Setting: Epidemiologic Catchment Area (ECA) project in New Haven, CT.
Participants: 2,553 non-institutionalized elders representing the total elderly population of the greater New Haven area.
Main measures: Homebound status determined by self-report; psychiatric status according to DSM III by the Diagnostic Interview Schedule (DIS); cognitive status by Mini-Mental Status Examination.

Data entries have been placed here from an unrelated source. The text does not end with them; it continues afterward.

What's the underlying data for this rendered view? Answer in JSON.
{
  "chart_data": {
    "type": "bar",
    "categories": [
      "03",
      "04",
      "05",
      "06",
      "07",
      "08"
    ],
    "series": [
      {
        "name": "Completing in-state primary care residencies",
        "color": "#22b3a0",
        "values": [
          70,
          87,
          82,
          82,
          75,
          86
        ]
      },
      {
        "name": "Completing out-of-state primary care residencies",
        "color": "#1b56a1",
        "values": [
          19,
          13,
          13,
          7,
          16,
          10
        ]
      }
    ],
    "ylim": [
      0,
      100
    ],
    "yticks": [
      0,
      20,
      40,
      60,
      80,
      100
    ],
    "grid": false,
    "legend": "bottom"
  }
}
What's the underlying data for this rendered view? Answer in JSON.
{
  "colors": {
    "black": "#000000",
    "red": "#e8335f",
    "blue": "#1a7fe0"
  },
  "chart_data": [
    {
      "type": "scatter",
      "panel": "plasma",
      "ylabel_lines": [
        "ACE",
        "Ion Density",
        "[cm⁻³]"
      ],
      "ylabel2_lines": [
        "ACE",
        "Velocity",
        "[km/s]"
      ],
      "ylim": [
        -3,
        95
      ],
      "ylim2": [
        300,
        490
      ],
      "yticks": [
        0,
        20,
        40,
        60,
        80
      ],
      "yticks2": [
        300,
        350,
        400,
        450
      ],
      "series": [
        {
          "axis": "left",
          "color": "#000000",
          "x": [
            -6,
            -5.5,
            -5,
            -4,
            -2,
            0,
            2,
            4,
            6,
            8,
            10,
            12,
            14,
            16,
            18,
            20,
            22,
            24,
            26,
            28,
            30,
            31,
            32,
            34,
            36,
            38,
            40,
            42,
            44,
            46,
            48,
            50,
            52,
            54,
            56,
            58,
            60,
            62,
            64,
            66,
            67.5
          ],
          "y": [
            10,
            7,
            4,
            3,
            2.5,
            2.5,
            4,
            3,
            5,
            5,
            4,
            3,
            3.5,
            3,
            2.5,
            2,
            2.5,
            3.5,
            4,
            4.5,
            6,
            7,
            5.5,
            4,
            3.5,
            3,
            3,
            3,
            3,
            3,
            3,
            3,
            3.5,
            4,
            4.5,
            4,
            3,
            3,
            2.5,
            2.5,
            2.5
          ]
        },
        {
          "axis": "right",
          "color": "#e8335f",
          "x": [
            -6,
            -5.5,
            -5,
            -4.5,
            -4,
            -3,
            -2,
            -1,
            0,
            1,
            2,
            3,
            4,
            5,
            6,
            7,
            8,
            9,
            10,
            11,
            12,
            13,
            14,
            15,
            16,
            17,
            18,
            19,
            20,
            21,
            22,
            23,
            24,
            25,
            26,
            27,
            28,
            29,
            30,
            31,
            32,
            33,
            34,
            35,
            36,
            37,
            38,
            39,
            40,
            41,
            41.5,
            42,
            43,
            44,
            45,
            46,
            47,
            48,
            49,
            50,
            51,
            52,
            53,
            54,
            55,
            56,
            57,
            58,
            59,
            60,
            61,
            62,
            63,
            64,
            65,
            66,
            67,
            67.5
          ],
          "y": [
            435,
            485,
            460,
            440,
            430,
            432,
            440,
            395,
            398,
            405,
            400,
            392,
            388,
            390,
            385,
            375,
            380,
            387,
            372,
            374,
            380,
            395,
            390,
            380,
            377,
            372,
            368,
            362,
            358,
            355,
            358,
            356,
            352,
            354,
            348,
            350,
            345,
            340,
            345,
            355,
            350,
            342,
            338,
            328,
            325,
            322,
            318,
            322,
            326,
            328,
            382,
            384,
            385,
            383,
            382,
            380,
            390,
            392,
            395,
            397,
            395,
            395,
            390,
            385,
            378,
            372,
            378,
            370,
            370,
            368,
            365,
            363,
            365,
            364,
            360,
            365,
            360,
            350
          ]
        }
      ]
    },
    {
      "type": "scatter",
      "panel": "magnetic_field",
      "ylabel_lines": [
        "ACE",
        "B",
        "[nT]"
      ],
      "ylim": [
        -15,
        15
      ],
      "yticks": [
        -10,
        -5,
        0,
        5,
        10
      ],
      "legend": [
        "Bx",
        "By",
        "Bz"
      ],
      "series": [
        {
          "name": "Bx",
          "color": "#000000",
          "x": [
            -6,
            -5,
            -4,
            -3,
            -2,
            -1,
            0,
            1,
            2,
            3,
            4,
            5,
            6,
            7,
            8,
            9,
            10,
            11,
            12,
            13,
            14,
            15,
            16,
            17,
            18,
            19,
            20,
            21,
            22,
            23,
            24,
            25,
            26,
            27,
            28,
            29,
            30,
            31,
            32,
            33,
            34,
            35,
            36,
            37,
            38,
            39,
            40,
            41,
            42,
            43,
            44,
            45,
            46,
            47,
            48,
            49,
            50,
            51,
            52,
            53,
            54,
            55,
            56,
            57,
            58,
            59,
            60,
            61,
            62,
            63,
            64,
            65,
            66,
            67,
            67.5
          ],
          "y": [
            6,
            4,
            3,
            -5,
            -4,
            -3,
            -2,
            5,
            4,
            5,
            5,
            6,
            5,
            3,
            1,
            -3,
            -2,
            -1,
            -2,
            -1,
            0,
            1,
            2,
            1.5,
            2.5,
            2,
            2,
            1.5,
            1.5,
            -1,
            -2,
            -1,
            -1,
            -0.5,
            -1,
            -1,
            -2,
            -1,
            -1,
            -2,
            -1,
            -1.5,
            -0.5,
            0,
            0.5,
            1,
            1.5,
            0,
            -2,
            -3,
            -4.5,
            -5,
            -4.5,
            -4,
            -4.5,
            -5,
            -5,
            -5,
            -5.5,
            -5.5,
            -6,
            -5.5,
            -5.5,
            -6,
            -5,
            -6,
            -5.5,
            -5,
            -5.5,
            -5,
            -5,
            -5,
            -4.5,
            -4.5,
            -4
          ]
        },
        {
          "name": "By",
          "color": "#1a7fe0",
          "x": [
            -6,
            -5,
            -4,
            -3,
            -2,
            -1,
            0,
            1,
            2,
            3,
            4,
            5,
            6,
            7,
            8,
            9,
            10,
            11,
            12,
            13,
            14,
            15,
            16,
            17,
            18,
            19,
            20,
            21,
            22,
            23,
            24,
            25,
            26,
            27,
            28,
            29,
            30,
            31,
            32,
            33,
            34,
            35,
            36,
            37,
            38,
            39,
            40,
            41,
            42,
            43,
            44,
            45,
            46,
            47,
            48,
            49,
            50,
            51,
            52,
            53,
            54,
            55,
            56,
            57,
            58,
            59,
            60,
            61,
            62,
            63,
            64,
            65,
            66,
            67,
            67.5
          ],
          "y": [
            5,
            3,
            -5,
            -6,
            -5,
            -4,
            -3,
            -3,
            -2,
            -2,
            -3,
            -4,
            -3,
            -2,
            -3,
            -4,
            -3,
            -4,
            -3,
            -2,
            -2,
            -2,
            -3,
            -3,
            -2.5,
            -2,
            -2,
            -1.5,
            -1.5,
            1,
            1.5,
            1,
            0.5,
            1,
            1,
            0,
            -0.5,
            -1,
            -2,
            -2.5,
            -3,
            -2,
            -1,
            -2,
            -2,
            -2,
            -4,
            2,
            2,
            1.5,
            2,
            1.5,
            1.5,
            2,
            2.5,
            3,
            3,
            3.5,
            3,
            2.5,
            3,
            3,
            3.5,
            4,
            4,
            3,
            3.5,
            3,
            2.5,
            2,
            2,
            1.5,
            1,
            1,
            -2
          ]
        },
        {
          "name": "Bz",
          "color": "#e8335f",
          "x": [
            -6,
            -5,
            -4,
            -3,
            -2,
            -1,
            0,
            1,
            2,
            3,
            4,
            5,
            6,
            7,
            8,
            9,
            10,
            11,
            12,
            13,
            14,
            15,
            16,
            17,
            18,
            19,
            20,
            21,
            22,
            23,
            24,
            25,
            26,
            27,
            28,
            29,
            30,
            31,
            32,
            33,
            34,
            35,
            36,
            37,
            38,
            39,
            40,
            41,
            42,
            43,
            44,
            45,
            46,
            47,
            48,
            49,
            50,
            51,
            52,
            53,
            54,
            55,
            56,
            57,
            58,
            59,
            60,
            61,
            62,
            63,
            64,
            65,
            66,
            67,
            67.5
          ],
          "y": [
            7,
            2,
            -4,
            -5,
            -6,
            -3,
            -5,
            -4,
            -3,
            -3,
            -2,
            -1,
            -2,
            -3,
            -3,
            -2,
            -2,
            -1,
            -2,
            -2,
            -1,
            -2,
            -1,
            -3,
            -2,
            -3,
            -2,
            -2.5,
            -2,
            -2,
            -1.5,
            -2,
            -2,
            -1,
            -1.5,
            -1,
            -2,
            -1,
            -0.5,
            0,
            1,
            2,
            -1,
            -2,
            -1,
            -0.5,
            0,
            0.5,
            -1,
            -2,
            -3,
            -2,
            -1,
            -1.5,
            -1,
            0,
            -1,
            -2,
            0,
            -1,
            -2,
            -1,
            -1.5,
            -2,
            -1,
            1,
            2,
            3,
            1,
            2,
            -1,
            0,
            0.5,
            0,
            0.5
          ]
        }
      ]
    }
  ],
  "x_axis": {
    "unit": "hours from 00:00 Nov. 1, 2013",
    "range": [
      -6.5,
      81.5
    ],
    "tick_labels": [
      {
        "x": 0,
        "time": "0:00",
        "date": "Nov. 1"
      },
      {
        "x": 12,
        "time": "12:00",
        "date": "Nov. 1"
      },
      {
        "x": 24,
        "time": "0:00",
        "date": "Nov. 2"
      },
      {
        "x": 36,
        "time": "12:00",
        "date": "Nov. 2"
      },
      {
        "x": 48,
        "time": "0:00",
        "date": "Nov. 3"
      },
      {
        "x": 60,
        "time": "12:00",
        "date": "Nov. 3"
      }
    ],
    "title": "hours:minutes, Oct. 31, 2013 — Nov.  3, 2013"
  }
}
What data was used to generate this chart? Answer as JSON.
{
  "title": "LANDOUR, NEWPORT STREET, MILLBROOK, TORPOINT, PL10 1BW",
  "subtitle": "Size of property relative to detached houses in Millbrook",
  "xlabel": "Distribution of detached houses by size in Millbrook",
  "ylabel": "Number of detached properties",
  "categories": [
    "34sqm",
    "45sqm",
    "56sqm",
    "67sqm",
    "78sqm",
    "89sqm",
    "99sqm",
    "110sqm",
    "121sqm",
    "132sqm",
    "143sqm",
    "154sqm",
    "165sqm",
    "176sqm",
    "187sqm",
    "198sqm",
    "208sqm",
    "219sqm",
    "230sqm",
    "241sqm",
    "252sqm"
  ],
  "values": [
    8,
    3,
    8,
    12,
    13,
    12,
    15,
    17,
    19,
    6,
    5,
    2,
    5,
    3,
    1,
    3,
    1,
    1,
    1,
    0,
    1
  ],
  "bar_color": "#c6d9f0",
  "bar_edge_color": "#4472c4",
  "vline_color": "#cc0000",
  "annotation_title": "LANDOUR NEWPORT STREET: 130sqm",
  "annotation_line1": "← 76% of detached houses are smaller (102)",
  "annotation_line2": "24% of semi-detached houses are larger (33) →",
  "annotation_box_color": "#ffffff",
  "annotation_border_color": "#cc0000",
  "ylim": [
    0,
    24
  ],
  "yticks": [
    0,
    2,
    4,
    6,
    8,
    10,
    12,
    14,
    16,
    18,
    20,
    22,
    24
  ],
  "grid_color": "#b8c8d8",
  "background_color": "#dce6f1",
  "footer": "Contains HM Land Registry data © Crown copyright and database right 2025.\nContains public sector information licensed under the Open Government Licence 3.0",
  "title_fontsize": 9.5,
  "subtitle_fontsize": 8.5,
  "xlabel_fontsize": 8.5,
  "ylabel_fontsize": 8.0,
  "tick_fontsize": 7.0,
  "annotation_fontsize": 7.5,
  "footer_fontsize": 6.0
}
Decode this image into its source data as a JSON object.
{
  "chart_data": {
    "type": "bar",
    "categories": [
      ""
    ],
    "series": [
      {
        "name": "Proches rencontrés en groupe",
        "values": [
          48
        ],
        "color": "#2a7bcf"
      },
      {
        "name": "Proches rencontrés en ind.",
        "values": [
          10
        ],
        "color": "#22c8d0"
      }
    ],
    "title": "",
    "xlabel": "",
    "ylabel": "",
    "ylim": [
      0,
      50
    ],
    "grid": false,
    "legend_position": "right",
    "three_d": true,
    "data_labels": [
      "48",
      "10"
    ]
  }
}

Results: Cognitive impairment (21.8% vs 11.0%, P less than 0.001), depression (2.3% vs 0.7%, P less than 0.01), dysthymia (3.9% vs 1.7%, P less than 0.01), and anxiety disorders (2.2% vs 0.4%, P less than 0.001) were each at least twice as prevalent among elders confined to a bed or chair as among non-homebound elders. Most of this increase was consistent with the poorer physical health status of the homebound; after controlling for health status, only dysthymia (Odds ratio = 2.1, P less than 0.01) was significantly more prevalent among elders confined to a bed or chair.
Conclusions: The higher prevalence of disorders among the homebound support recommendations that psychiatric assessments become routine in primary care examinations of homebound elders and that the availability of preventive and therapeutic psychiatric services to the homebound increase.